Meelyn, Aisling and I went to the public library today while Kieren was out on his first one hour drive with the instructor from the driving school. My sole purpose, other than getting another couple sacks of books, was to see if The Bread Baker's Apprentice had ever been returned (it's been, like, WEEKS) and if it had, to find it, and if it had not, to put a hold on it at the circulation desk.
Can you imagine my joy when I found that it was actually upstairs on a shelf? Waiting for me? And it truly was a glorious day, because the employee at the information desk not only looked the book up for me on her computer (the stupid computers that serve as the card catalog were down) and wrote down the call number on a piece of paper, she also said, "Oh, that's okay, hon. I'll run upstairs and get it for you" when I reached out to take the slip of paper from her hand. I know! The days of miracles are not yet over!
It was truly a delight to finally get my hands on this beautiful book. The photographs are gorgeous, the recipes look wonderful, and the text itself, written by author and baker Peter Reinhold, is very interesting. I sat all afternoon with my head buried in the book.

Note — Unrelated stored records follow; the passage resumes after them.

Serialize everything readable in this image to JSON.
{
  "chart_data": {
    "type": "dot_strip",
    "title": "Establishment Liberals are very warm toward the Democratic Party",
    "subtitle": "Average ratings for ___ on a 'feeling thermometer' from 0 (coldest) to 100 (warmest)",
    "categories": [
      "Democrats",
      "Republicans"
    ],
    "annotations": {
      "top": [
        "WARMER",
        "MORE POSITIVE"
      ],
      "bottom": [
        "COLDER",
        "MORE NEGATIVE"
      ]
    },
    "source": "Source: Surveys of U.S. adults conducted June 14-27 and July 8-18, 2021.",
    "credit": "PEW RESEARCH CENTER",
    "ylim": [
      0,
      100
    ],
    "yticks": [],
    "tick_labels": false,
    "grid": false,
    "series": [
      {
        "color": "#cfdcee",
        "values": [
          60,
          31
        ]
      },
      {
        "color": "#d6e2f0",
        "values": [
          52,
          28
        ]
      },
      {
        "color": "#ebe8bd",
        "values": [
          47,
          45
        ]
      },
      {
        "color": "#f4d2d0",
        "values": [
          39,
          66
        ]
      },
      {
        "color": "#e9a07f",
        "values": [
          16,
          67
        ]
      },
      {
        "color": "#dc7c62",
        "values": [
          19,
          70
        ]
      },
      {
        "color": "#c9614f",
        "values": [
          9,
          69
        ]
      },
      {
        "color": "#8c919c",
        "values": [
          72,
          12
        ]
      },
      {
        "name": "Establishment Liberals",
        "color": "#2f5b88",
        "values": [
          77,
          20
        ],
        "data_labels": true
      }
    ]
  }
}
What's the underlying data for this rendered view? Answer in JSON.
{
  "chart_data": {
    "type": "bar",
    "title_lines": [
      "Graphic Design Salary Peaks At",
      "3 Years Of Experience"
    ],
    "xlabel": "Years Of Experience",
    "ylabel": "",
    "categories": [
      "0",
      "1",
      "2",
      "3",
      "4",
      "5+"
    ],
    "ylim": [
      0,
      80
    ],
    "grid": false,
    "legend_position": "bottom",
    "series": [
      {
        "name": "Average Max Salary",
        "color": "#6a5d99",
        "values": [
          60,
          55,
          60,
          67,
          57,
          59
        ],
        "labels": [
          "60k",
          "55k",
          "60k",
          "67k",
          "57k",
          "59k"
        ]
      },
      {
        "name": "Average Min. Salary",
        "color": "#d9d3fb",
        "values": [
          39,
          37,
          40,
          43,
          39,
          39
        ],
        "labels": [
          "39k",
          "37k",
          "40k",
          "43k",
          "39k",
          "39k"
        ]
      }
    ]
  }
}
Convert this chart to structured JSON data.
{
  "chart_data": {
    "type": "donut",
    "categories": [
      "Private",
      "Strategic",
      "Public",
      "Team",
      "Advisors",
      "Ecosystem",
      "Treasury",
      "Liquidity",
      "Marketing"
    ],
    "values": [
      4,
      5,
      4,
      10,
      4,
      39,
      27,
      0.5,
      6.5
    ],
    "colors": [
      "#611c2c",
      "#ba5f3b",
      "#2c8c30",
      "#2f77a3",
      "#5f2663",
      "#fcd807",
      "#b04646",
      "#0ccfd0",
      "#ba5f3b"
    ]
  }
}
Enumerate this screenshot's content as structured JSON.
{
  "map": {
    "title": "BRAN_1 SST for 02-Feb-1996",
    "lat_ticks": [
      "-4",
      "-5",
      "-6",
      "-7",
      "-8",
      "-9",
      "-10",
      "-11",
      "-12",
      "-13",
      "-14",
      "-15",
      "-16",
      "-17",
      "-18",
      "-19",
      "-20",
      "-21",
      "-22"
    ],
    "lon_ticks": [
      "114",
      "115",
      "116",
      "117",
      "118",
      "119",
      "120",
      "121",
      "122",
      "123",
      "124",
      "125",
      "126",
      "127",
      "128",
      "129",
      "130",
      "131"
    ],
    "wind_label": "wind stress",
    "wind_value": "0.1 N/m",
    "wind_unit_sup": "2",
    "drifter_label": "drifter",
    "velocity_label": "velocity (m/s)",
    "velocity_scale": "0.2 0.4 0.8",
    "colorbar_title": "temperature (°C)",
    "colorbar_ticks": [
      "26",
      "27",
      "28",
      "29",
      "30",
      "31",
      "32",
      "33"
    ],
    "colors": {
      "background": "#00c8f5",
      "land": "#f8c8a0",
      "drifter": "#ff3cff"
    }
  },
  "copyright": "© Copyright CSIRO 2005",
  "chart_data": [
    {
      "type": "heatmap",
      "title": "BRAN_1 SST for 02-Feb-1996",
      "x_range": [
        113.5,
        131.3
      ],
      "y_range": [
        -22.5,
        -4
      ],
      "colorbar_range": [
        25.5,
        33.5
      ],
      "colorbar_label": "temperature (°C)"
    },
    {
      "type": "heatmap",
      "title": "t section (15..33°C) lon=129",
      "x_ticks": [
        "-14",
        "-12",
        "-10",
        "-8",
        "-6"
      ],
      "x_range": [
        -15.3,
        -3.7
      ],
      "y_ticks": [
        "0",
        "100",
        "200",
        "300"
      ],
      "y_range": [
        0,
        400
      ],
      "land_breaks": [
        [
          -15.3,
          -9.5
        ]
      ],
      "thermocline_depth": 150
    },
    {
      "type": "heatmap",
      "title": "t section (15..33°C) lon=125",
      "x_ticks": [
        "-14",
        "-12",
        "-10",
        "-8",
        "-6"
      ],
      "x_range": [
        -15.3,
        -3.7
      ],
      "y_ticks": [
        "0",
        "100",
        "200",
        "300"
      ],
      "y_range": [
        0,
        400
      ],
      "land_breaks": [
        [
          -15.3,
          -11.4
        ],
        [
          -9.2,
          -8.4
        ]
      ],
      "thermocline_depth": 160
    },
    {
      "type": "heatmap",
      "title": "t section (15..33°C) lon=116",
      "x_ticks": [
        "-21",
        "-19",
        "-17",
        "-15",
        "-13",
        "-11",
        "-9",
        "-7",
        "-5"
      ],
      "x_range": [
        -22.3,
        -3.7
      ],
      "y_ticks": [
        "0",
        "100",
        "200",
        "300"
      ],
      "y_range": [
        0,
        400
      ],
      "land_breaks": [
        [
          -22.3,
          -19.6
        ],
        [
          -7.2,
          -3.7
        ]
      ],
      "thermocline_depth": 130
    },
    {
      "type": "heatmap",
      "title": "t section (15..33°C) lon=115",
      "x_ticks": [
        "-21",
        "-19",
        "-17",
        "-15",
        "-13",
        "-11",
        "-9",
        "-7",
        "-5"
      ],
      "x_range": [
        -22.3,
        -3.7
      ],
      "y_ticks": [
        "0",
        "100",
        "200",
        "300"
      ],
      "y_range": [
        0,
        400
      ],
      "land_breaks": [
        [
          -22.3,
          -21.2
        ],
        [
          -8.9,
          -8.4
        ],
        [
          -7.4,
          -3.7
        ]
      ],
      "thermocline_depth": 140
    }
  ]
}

So! I think I may now be able to not only bake some bread, but also learn about bread. There was a piece at the beginning of the book when Peter was explaining how he knows when his students start to get it about bread: how they develop a feel for it and how they start to develop an instinct for what a recipe needs, not only because they know how each ingredient develops what will eventually be a perfect loaf, but also because they just know their bread.
I got a little frisson of pleasure when I read that, because I actually have started to develop that sense. Not because I understand how all the ingredients work together, you understand. And not even necessarily because I am one with the breadmaking process. No, I would say that I am more like one with my bread machine. I know from the way it sounds if the dough needs more water or more flour. I know -- because I've scribbled notes in the margins of my bread machine pamphlet cookbooks -- that I prefer 1 1/2 tablespoons of butter in the French bread recipe, rather than the 1 tablespoon that's called for. I've found out through trial and error how much flaxseed I can add to whole wheat bread to maintain a chewy texture and a nutty/seedy taste and how much makes the bread taste like something scraped off the forest floor, made of twigs, pine cones and dry leaves.
I'm really hoping that this knowledge will translate as I try to make bread the old fashioned way. And by "old fashioned" I mean "in bread pans in the oven" because? You didn't really think I was going to knead it myself did you? Eeeek!